Re: Deadlock due to EPT_VIOLATION

Amaan Cheval <amaan.cheval@xxxxxxxxx> · Wed, 2 Aug 2023 22:15:36 +0530

> LOL, NUMA autobalancing.  I have a longstanding hatred of that feature.  I'm sure
> there are setups where it adds value, but from my perspective it's nothing but
> pain and misery.

Do you think autobalancing is increasing the odds of some edge-case race
condition, perhaps?
I find it really curious that numa_balancing definitely affects this issue, but
particularly when thp=0. Is it just too many EPT entries to install
when transparent hugepages is disabled, increasing the likelihood of
a race condition / lock contention of some sort?
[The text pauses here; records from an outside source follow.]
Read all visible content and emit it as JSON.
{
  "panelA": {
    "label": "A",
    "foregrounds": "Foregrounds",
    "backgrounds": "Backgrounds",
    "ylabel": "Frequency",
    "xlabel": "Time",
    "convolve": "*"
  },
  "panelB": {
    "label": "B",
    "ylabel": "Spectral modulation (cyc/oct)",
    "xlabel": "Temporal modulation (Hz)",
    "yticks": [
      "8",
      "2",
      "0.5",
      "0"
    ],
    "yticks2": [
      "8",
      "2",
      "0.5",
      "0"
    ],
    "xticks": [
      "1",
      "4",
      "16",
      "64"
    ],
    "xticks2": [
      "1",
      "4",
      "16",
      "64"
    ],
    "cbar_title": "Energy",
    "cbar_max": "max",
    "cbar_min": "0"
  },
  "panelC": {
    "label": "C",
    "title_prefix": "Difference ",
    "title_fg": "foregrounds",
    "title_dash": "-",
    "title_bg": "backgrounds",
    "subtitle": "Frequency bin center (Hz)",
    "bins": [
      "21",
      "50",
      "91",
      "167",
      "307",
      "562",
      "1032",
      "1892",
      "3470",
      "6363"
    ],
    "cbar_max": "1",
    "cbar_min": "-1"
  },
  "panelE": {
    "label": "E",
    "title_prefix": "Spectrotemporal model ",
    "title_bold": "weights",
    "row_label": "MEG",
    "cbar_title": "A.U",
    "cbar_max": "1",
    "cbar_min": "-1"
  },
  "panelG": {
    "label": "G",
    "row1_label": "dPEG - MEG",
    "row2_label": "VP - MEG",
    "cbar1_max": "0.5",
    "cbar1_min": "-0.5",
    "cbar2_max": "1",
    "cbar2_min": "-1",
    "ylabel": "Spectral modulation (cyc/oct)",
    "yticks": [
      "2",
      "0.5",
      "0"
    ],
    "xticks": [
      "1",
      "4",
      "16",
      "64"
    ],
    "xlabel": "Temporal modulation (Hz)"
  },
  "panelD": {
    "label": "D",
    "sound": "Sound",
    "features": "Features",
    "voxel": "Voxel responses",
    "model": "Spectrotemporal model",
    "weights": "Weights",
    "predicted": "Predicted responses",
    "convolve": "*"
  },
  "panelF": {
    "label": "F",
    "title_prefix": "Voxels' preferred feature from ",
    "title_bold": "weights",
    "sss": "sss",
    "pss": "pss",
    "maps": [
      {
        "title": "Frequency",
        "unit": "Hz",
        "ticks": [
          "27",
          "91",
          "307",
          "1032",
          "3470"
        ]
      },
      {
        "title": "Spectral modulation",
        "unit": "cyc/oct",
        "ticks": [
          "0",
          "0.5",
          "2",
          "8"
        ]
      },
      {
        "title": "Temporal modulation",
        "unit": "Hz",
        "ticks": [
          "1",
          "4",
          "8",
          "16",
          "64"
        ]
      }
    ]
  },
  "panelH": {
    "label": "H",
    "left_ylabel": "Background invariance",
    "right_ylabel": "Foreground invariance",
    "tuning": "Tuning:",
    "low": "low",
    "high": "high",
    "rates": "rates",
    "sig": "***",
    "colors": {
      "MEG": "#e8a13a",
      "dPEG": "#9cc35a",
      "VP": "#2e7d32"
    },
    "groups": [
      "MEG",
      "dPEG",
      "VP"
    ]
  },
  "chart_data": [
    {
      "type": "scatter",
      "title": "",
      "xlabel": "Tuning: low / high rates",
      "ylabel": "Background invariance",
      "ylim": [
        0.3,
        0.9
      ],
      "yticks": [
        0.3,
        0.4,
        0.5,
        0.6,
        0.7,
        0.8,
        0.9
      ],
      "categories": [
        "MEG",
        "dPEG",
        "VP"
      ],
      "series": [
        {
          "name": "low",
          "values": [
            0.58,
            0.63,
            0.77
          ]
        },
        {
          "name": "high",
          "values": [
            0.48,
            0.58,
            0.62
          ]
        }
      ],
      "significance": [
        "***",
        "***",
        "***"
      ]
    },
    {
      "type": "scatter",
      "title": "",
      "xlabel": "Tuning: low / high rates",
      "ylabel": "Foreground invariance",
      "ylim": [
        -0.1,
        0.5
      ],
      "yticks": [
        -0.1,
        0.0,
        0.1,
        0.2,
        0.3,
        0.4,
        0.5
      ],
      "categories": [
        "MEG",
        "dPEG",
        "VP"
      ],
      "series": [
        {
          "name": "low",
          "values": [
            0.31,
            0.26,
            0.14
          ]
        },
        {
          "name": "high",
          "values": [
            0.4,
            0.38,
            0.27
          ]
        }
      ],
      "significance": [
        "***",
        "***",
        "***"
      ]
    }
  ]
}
> > They still remain locked up, but that might be because the original cause of the
> > looping EPT_VIOLATIONs corrupted/crashed them in an unrecoverable way (are there
> > any ways you can think of that that might happen)?
>
> Define "remain locked up".  If the vCPUs are actively running in the guest and
> making forward progress, i.e. not looping on VM-Exits on a single RIP, then they
> aren't stuck from KVM's perspective.

Right, the traces look like they're not stuck (i.e. no looping on the same
RIP). By "remain locked up" I mean that the VM is unresponsive on both the
console and services (such as ssh) used to connect to it.

> But that doesn't mean the guest didn't take punitive action when a vCPU was
> effectively stalled indefinitely by KVM, e.g. from the guest's perspective the
> stuck vCPU will likely manifest as a soft lockup, and that could lead to a panic()
> if the guest is a Linux kernel running with softlockup_panic=1.

So far we haven't had any guest kernels with softlockup_panic=1 have this issue,
so it's hard to confirm, but it makes sense that the guest took punitive action
in response to being stalled.

Any thoughts on how we might reproduce the issue or trace it down better?

Anything look suspect in the function_graph trace?
(Note that this was on a host that had numa_balancing=0,thp=1 from before
the guest booted, and it still ended up in the EPT_VIOLATION loop and
"locked up" (unresponsive on console).)